Am 9. Mai 1945 wurde Durlacher durch die russischen Truppen befreit. Nach einer Odyssee über Prag und Paris gelangte er im Juli 1945 wieder nach Apeldoorn. Nirgendwo willkommen und auf sich gestellt, arbeitete der 17-jährige hart, um die verlorenen Schuljahre wieder aufzuholen und sein Abitur zu machen. Er konzentrierte sich auf die Zukunft, um zu vergessen, was er erlitten hatte. So begann Durlacher seine Vergangenheit regelrecht zuzumauern. 1948 begann er an der Universität Utrecht Medizin zu studieren. Er musste das Studium aber mehrfach unterbrechen, weil er schwer erkrankt war, die Folge eines im KZ erlittenen Herz- und Nierenschadens.
1955 wechselte er an die Universität Amsterdam, wo er Sozialwissenschaften studierte und auch seine spätere Frau kennenlernte, Nach dem Examen heiratete er. Die älteste seiner drei Töchter, Jessica, wurde eine sehr erfolgreiche Schriftstellerin, die sich auch in ihren Romanen mit dem Thema der Judenverfolgung in der zweiten und dritten Generation nach dem „Dritten Reich“ beschäftigt, den Folgen für die Familie, für Kinder und Enkel, deren Selbstverständnis und Sicherheit als Juden.
Durlacher war Dozent in Politik- und Sozialwissenschaften an der Universität Amsterdam. 1965 promovierte er über das Thema Mindestlohnempfänger.
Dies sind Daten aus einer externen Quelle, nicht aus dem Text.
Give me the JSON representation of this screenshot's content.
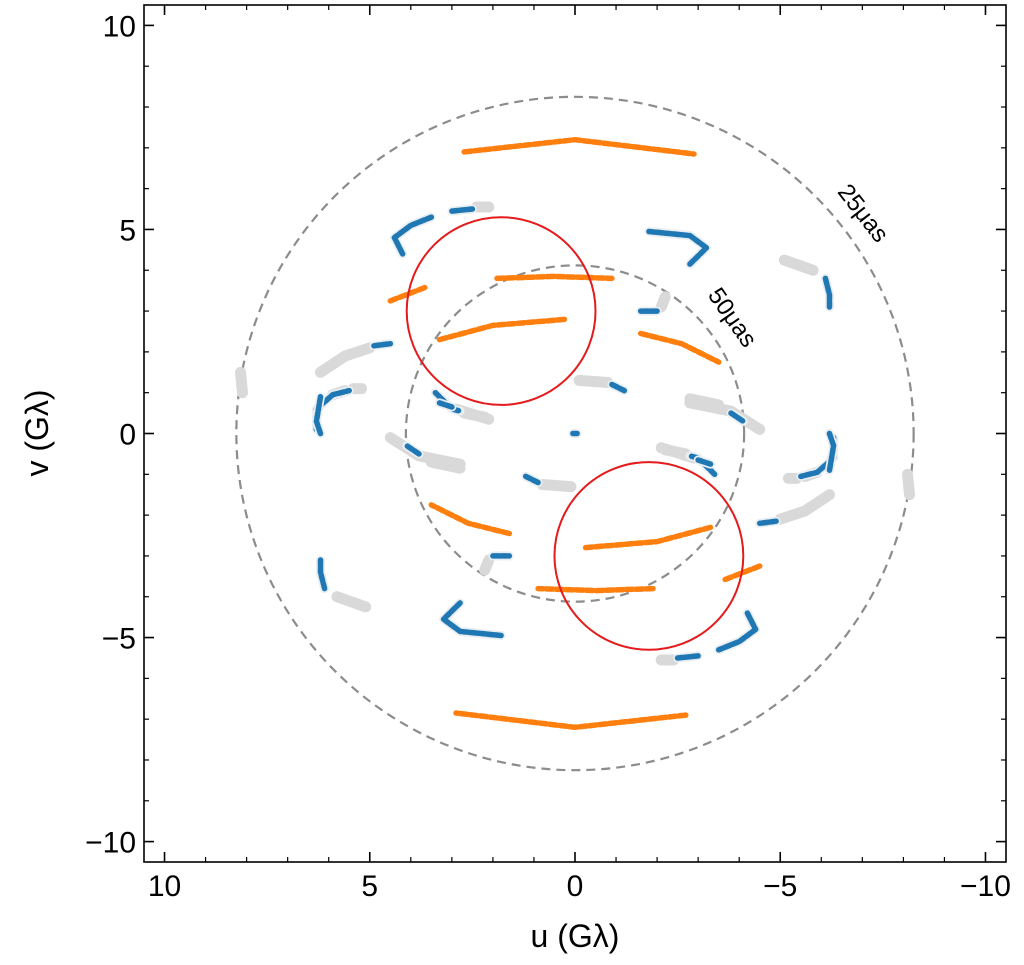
{
  "chart_data": {
    "type": "scatter",
    "title": "",
    "xlabel": "u (Gλ)",
    "ylabel": "v (Gλ)",
    "xlim": [
      10.5,
      -10.5
    ],
    "ylim": [
      -10.5,
      10.5
    ],
    "x_inverted": true,
    "grid": false,
    "x_ticks": [
      10,
      5,
      0,
      -5,
      -10
    ],
    "y_ticks": [
      10,
      5,
      0,
      -5,
      -10
    ],
    "x_tick_labels": [
      "10",
      "5",
      "0",
      "−5",
      "−10"
    ],
    "y_tick_labels": [
      "10",
      "5",
      "0",
      "−5",
      "−10"
    ],
    "colors": {
      "blue": "#1f77b4",
      "orange": "#ff7f0e",
      "gray": "#d9d9d9",
      "gray_outline": "#e8eef2",
      "dashed": "#8c8c8c",
      "red": "#e41a1c"
    },
    "reference_circles": [
      {
        "label": "25μas",
        "center": [
          0,
          0
        ],
        "radius": 8.25,
        "style": "dashed",
        "color": "#8c8c8c"
      },
      {
        "label": "50μas",
        "center": [
          0,
          0
        ],
        "radius": 4.12,
        "style": "dashed",
        "color": "#8c8c8c"
      }
    ],
    "highlight_circles": [
      {
        "center": [
          1.8,
          3.0
        ],
        "radius": 2.3,
        "color": "#e41a1c"
      },
      {
        "center": [
          -1.8,
          -3.0
        ],
        "radius": 2.3,
        "color": "#e41a1c"
      }
    ],
    "tracks": [
      {
        "color": "orange",
        "segments": [
          [
            [
              2.7,
              6.9
            ],
            [
              0,
              7.2
            ],
            [
              -2.9,
              6.85
            ]
          ]
        ]
      },
      {
        "color": "orange",
        "segments": [
          [
            [
              -2.7,
              -6.9
            ],
            [
              0,
              -7.2
            ],
            [
              2.9,
              -6.85
            ]
          ]
        ]
      },
      {
        "color": "orange",
        "segments": [
          [
            [
              3.3,
              2.3
            ],
            [
              2.0,
              2.65
            ],
            [
              0.2,
              2.8
            ]
          ],
          [
            [
              -1.6,
              2.45
            ],
            [
              -2.6,
              2.2
            ],
            [
              -3.5,
              1.75
            ]
          ]
        ]
      },
      {
        "color": "orange",
        "segments": [
          [
            [
              -3.3,
              -2.3
            ],
            [
              -2.0,
              -2.65
            ],
            [
              -0.2,
              -2.8
            ]
          ],
          [
            [
              1.6,
              -2.45
            ],
            [
              2.6,
              -2.2
            ],
            [
              3.5,
              -1.75
            ]
          ]
        ]
      },
      {
        "color": "orange",
        "segments": [
          [
            [
              4.5,
              3.25
            ],
            [
              3.6,
              3.6
            ]
          ],
          [
            [
              1.9,
              3.8
            ],
            [
              0.5,
              3.85
            ],
            [
              -0.9,
              3.8
            ]
          ]
        ]
      },
      {
        "color": "orange",
        "segments": [
          [
            [
              -4.5,
              -3.25
            ],
            [
              -3.6,
              -3.6
            ]
          ],
          [
            [
              -1.9,
              -3.8
            ],
            [
              -0.5,
              -3.85
            ],
            [
              0.9,
              -3.8
            ]
          ]
        ]
      },
      {
        "color": "blue",
        "segments": [
          [
            [
              4.2,
              4.4
            ],
            [
              4.4,
              4.8
            ],
            [
              4.0,
              5.1
            ],
            [
              3.5,
              5.3
            ]
          ],
          [
            [
              3.0,
              5.45
            ],
            [
              2.5,
              5.5
            ]
          ]
        ]
      },
      {
        "color": "gray",
        "segments": [
          [
            [
              2.4,
              5.55
            ],
            [
              2.1,
              5.55
            ]
          ]
        ]
      },
      {
        "color": "blue",
        "segments": [
          [
            [
              -4.2,
              -4.4
            ],
            [
              -4.4,
              -4.8
            ],
            [
              -4.0,
              -5.1
            ],
            [
              -3.5,
              -5.3
            ]
          ],
          [
            [
              -3.0,
              -5.45
            ],
            [
              -2.5,
              -5.5
            ]
          ]
        ]
      },
      {
        "color": "gray",
        "segments": [
          [
            [
              -2.4,
              -5.55
            ],
            [
              -2.1,
              -5.55
            ]
          ]
        ]
      },
      {
        "color": "blue",
        "segments": [
          [
            [
              -1.8,
              4.95
            ],
            [
              -2.8,
              4.85
            ],
            [
              -3.2,
              4.55
            ],
            [
              -2.8,
              4.15
            ]
          ]
        ]
      },
      {
        "color": "blue",
        "segments": [
          [
            [
              1.8,
              -4.95
            ],
            [
              2.8,
              -4.85
            ],
            [
              3.2,
              -4.55
            ],
            [
              2.8,
              -4.15
            ]
          ]
        ]
      },
      {
        "color": "gray",
        "segments": [
          [
            [
              -5.1,
              4.25
            ],
            [
              -5.8,
              4.0
            ]
          ]
        ]
      },
      {
        "color": "blue",
        "segments": [
          [
            [
              -6.1,
              3.8
            ],
            [
              -6.2,
              3.4
            ],
            [
              -6.2,
              3.1
            ]
          ]
        ]
      },
      {
        "color": "gray",
        "segments": [
          [
            [
              5.1,
              -4.25
            ],
            [
              5.8,
              -4.0
            ]
          ]
        ]
      },
      {
        "color": "blue",
        "segments": [
          [
            [
              6.1,
              -3.8
            ],
            [
              6.2,
              -3.4
            ],
            [
              6.2,
              -3.1
            ]
          ]
        ]
      },
      {
        "color": "gray",
        "segments": [
          [
            [
              8.1,
              1.0
            ],
            [
              8.15,
              1.5
            ]
          ]
        ]
      },
      {
        "color": "gray",
        "segments": [
          [
            [
              -8.1,
              -1.0
            ],
            [
              -8.15,
              -1.5
            ]
          ]
        ]
      },
      {
        "color": "gray",
        "segments": [
          [
            [
              6.2,
              1.5
            ],
            [
              5.6,
              1.9
            ],
            [
              5.0,
              2.1
            ]
          ]
        ]
      },
      {
        "color": "blue",
        "segments": [
          [
            [
              4.9,
              2.15
            ],
            [
              4.5,
              2.2
            ]
          ]
        ]
      },
      {
        "color": "gray",
        "segments": [
          [
            [
              -6.2,
              -1.5
            ],
            [
              -5.6,
              -1.9
            ],
            [
              -5.0,
              -2.1
            ]
          ]
        ]
      },
      {
        "color": "blue",
        "segments": [
          [
            [
              -4.9,
              -2.15
            ],
            [
              -4.5,
              -2.2
            ]
          ]
        ]
      },
      {
        "color": "blue",
        "segments": [
          [
            [
              6.3,
              0.1
            ],
            [
              6.3,
              0.6
            ],
            [
              5.9,
              0.95
            ],
            [
              5.5,
              1.05
            ]
          ]
        ]
      },
      {
        "color": "gray",
        "segments": [
          [
            [
              5.4,
              1.1
            ],
            [
              5.2,
              1.1
            ]
          ]
        ]
      },
      {
        "color": "blue",
        "segments": [
          [
            [
              -6.3,
              -0.1
            ],
            [
              -6.3,
              -0.6
            ],
            [
              -5.9,
              -0.95
            ],
            [
              -5.5,
              -1.05
            ]
          ]
        ]
      },
      {
        "color": "gray",
        "segments": [
          [
            [
              -5.4,
              -1.1
            ],
            [
              -5.2,
              -1.1
            ]
          ]
        ]
      },
      {
        "color": "blue",
        "segments": [
          [
            [
              3.4,
              1.0
            ],
            [
              3.0,
              0.6
            ],
            [
              2.8,
              0.55
            ]
          ]
        ]
      },
      {
        "color": "gray",
        "segments": [
          [
            [
              2.7,
              0.5
            ],
            [
              2.2,
              0.4
            ]
          ]
        ]
      },
      {
        "color": "blue",
        "segments": [
          [
            [
              -3.4,
              -1.0
            ],
            [
              -3.0,
              -0.6
            ],
            [
              -2.8,
              -0.55
            ]
          ]
        ]
      },
      {
        "color": "gray",
        "segments": [
          [
            [
              -2.7,
              -0.5
            ],
            [
              -2.2,
              -0.4
            ]
          ]
        ]
      },
      {
        "color": "gray",
        "segments": [
          [
            [
              -0.1,
              1.3
            ],
            [
              -0.8,
              1.25
            ]
          ]
        ]
      },
      {
        "color": "blue",
        "segments": [
          [
            [
              -0.9,
              1.2
            ],
            [
              -1.2,
              1.05
            ]
          ]
        ]
      },
      {
        "color": "gray",
        "segments": [
          [
            [
              0.1,
              -1.3
            ],
            [
              0.8,
              -1.25
            ]
          ]
        ]
      },
      {
        "color": "blue",
        "segments": [
          [
            [
              0.9,
              -1.2
            ],
            [
              1.2,
              -1.05
            ]
          ]
        ]
      },
      {
        "color": "gray",
        "segments": [
          [
            [
              -2.8,
              0.85
            ],
            [
              -3.5,
              0.7
            ]
          ]
        ]
      },
      {
        "color": "blue",
        "segments": [
          [
            [
              -3.8,
              0.5
            ],
            [
              -4.1,
              0.3
            ]
          ]
        ]
      },
      {
        "color": "gray",
        "segments": [
          [
            [
              2.8,
              -0.85
            ],
            [
              3.5,
              -0.7
            ]
          ]
        ]
      },
      {
        "color": "blue",
        "segments": [
          [
            [
              3.8,
              -0.5
            ],
            [
              4.1,
              -0.3
            ]
          ]
        ]
      },
      {
        "color": "gray",
        "segments": [
          [
            [
              -2.1,
              -0.35
            ],
            [
              -2.9,
              -0.6
            ]
          ]
        ]
      },
      {
        "color": "blue",
        "segments": [
          [
            [
              -3.0,
              -0.65
            ],
            [
              -3.3,
              -0.75
            ]
          ]
        ]
      },
      {
        "color": "gray",
        "segments": [
          [
            [
              2.1,
              0.35
            ],
            [
              2.9,
              0.6
            ]
          ]
        ]
      },
      {
        "color": "blue",
        "segments": [
          [
            [
              3.0,
              0.65
            ],
            [
              3.3,
              0.75
            ]
          ]
        ]
      },
      {
        "color": "gray",
        "segments": [
          [
            [
              4.5,
              -0.1
            ],
            [
              3.8,
              -0.55
            ],
            [
              2.8,
              -0.75
            ]
          ]
        ]
      },
      {
        "color": "gray",
        "segments": [
          [
            [
              -4.5,
              0.1
            ],
            [
              -3.8,
              0.55
            ],
            [
              -2.8,
              0.75
            ]
          ]
        ]
      },
      {
        "color": "blue",
        "segments": [
          [
            [
              -6.2,
              -0.9
            ],
            [
              -6.3,
              -0.3
            ],
            [
              -6.2,
              0.0
            ]
          ]
        ]
      },
      {
        "color": "gray",
        "segments": [
          [
            [
              -5.6,
              -1.05
            ],
            [
              -5.9,
              -0.95
            ]
          ]
        ]
      },
      {
        "color": "blue",
        "segments": [
          [
            [
              6.2,
              0.9
            ],
            [
              6.3,
              0.3
            ],
            [
              6.2,
              0.0
            ]
          ]
        ]
      },
      {
        "color": "gray",
        "segments": [
          [
            [
              5.6,
              1.05
            ],
            [
              5.9,
              0.95
            ]
          ]
        ]
      },
      {
        "color": "gray",
        "segments": [
          [
            [
              2.1,
              -3.1
            ],
            [
              2.2,
              -3.35
            ]
          ]
        ]
      },
      {
        "color": "blue",
        "segments": [
          [
            [
              2.0,
              -3.0
            ],
            [
              1.6,
              -3.0
            ]
          ]
        ]
      },
      {
        "color": "gray",
        "segments": [
          [
            [
              -2.1,
              3.1
            ],
            [
              -2.2,
              3.35
            ]
          ]
        ]
      },
      {
        "color": "blue",
        "segments": [
          [
            [
              -2.0,
              3.0
            ],
            [
              -1.6,
              3.0
            ]
          ]
        ]
      },
      {
        "color": "blue",
        "segments": [
          [
            [
              0.05,
              0.0
            ],
            [
              -0.05,
              0.0
            ]
          ]
        ]
      }
    ]
  }
}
Bereits 1983, mit 55 Jahren, wurde Durlacher dann wegen gesundheitlicher Probleme pensioniert und begann mit Unterstützung eines Therapeuten seine Vergangenheitsbewältigung, fand eine Sprache für das Gewesene.
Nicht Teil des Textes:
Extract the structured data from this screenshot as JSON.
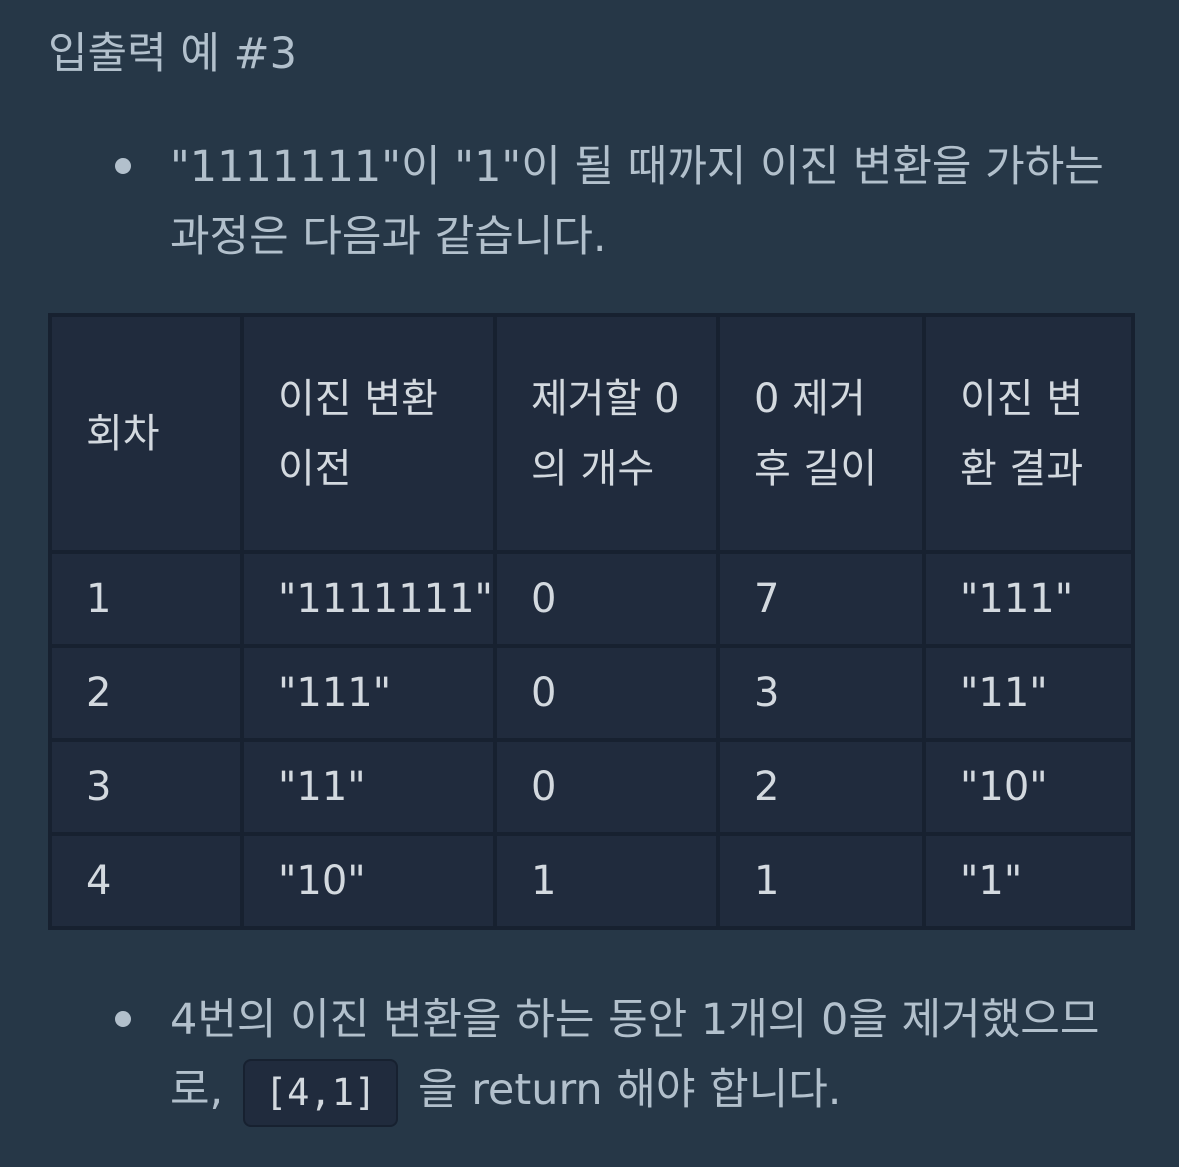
{
  "heading": "입출력 예 #3",
  "bullets": {
    "first": "\"1111111\"이 \"1\"이 될 때까지 이진 변환을 가하는 과정은 다음과 같습니다.",
    "second_before": "4번의 이진 변환을 하는 동안 1개의 0을 제거했으므로,",
    "second_code": "[4,1]",
    "second_after": "을 return 해야 합니다."
  },
  "table": {
    "headers": [
      "회차",
      "이진 변환 이전",
      "제거할 0의 개수",
      "0 제거 후 길이",
      "이진 변환 결과"
    ],
    "rows": [
      [
        "1",
        "\"1111111\"",
        "0",
        "7",
        "\"111\""
      ],
      [
        "2",
        "\"111\"",
        "0",
        "3",
        "\"11\""
      ],
      [
        "3",
        "\"11\"",
        "0",
        "2",
        "\"10\""
      ],
      [
        "4",
        "\"10\"",
        "1",
        "1",
        "\"1\""
      ]
    ]
  }
}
In seinen Werken „Die Suche. Bericht über den Tod und das Überleben“ (1991) und „Wunderbare Menschen. Geschichten aus der Freiheit“ (1993) schildert er Begegnungen und Gespräche mit Auschwitz-Überlebenden. Seine Bücher erschienen außer in niederländischer und deutscher teilweise auch in englischer, italienischer und französischer Sprache. Allein sein letztes Buch „Niet verstaan“ wurde bis jetzt nicht ins Deutsche übersetzt. Postum erschienen zwei Bände mit Interviews, Gesprächen und Artikeln „Met haat valt niet te leven“ (1998) und „Godvergeten tijd“ (2008). Ein relativ früher Tod mit 67 Jahren verhinderte Durlachers Vorhaben, sich auch anderen Themen als seiner Vergangenheit schriftstellerisch zu widmen.
Quellen: Literaturmuseum in d. Stadtbibliothek Baden-Baden.
Werke: Strepen aan de hemel, 1985, dt. Streifen am Himmel, 1994; Drenkeling. Kinderjaren in het Derde Rijk, 1987, dt. Ertrinken, 1993; De Zoektocht, 1991, dt. Die Suche, 1995; Quarantaine, 1993, dt. Wunderbare Menschen 1998; Niet verstaan, 1995; Met haat valt niet te leven, 1998; Godvergeten tijd, 2008.
Nachweis: Bildnachweise: Foto (ca. 1972) in Baden-Württembergische Biographien 6, S. 76, Literaturmuseum d. Stadtbibliothek Baden-Baden.

Literatur: Auswahl: Frank Ligtvoet, Strepen aan de hemel, in: Een jaar boek, 1985; Eberhard Fromm, Gerhard Leopold Durlacher, in: Berlinische Monatsschrift 9, 1996, 110f.; S. Dresden, Gerhard Leopold Durlacher, 1999; Fia Fischmann-Wiltschut, Kind in de Tweede Wereldoorlog, 1995; Willem Maas, Kritisch Lexicon van de Nederlandstalige Literatuur na 1945, 1999; Yehudi Lindemann, Abandonment, adjustment and memory, in: Reflections on the Holocaust, 2001, 79-98.